I plan to conduct IGL research on an interesting "architectural" problem
proposed by Tony Robbin (artist, New York) during his visit last week.

For this purpose, however, participants must know/learn Python/OpenGL
and I will spend the first half of the term conducting seminars on these
skills for people who want to learn Python from a geometrical viewpoint.
(Almost all Python tutorials "out there" are non-visual, 2-dimensional,
and inanimate.) This could be of independent interest to some of you
in connection with other projects.

The problem we will work on can be summarized: While we all know that
architectural structures made up of triangular framing are stable
(geodesic domes, trusses, etc). But framings made up of parallelograms
generally are not.

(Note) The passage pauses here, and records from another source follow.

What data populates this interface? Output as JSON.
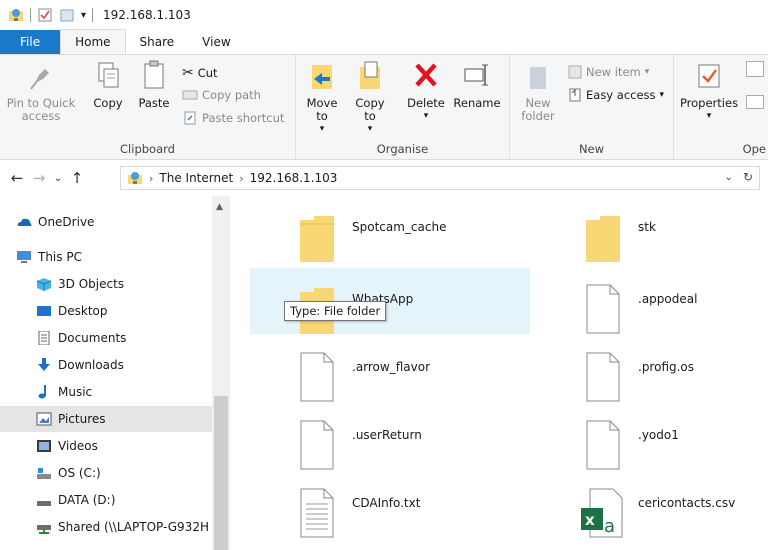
{
  "window": {
    "title": "192.168.1.103"
  },
  "tabs": [
    {
      "label": "File"
    },
    {
      "label": "Home"
    },
    {
      "label": "Share"
    },
    {
      "label": "View"
    }
  ],
  "ribbon": {
    "clipboard": {
      "label": "Clipboard",
      "pin": "Pin to Quick access",
      "copy": "Copy",
      "paste": "Paste",
      "cut": "Cut",
      "copy_path": "Copy path",
      "paste_shortcut": "Paste shortcut"
    },
    "organise": {
      "label": "Organise",
      "move_to": "Move to",
      "copy_to": "Copy to",
      "delete": "Delete",
      "rename": "Rename"
    },
    "new": {
      "label": "New",
      "new_folder": "New folder",
      "new_item": "New item",
      "easy_access": "Easy access"
    },
    "open": {
      "label": "Ope",
      "properties": "Properties"
    }
  },
  "address": {
    "crumbs": [
      "The Internet",
      "192.168.1.103"
    ]
  },
  "nav": {
    "items": [
      {
        "label": "OneDrive",
        "icon": "cloud-icon"
      },
      {
        "label": "This PC",
        "icon": "monitor-icon"
      },
      {
        "label": "3D Objects",
        "icon": "cube-icon"
      },
      {
        "label": "Desktop",
        "icon": "desktop-icon"
      },
      {
        "label": "Documents",
        "icon": "document-icon"
      },
      {
        "label": "Downloads",
        "icon": "download-icon"
      },
      {
        "label": "Music",
        "icon": "music-icon"
      },
      {
        "label": "Pictures",
        "icon": "pictures-icon"
      },
      {
        "label": "Videos",
        "icon": "video-icon"
      },
      {
        "label": "OS (C:)",
        "icon": "drive-icon"
      },
      {
        "label": "DATA (D:)",
        "icon": "drive-icon"
      },
      {
        "label": "Shared (\\\\LAPTOP-G932H",
        "icon": "network-drive-icon"
      }
    ]
  },
  "files": [
    {
      "name": "Spotcam_cache",
      "type": "folder"
    },
    {
      "name": "stk",
      "type": "folder"
    },
    {
      "name": "WhatsApp",
      "type": "folder"
    },
    {
      "name": ".appodeal",
      "type": "file"
    },
    {
      "name": ".arrow_flavor",
      "type": "file"
    },
    {
      "name": ".profig.os",
      "type": "file"
    },
    {
      "name": ".userReturn",
      "type": "file"
    },
    {
      "name": ".yodo1",
      "type": "file"
    },
    {
      "name": "CDAInfo.txt",
      "type": "text"
    },
    {
      "name": "cericontacts.csv",
      "type": "excel"
    }
  ],
  "tooltip": "Type: File folder",
  "colors": {
    "accent": "#1979ca",
    "selection": "#cce8ff",
    "hover": "#e5f3fb",
    "folder": "#f8d775"
  }
}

But some (quasicrystalline ones) can be "stabilized" by
a small number of triangulations of the faces (how small? least number?
theorems, anyone?).

Much of contemporary architecture depends not on rod-and-node (tensile)
framings, but on concrete slabs (compressile) fastened by "hinges". Compare
a (single) cube: its one-skeleton (edges+vertices) is unstable,
you can squash it. But its two-skeleton (faces), even if hinged, is stable
because three slabs abut at each vertex. It's dual, the octahedron, is
just the other way around. The triangular faces make its 1-skeleton stable,
but it's 2-skeleton is collapsible. There's geometry here!

We propose to generalize this to quasicrystalline structures in space.

George Francis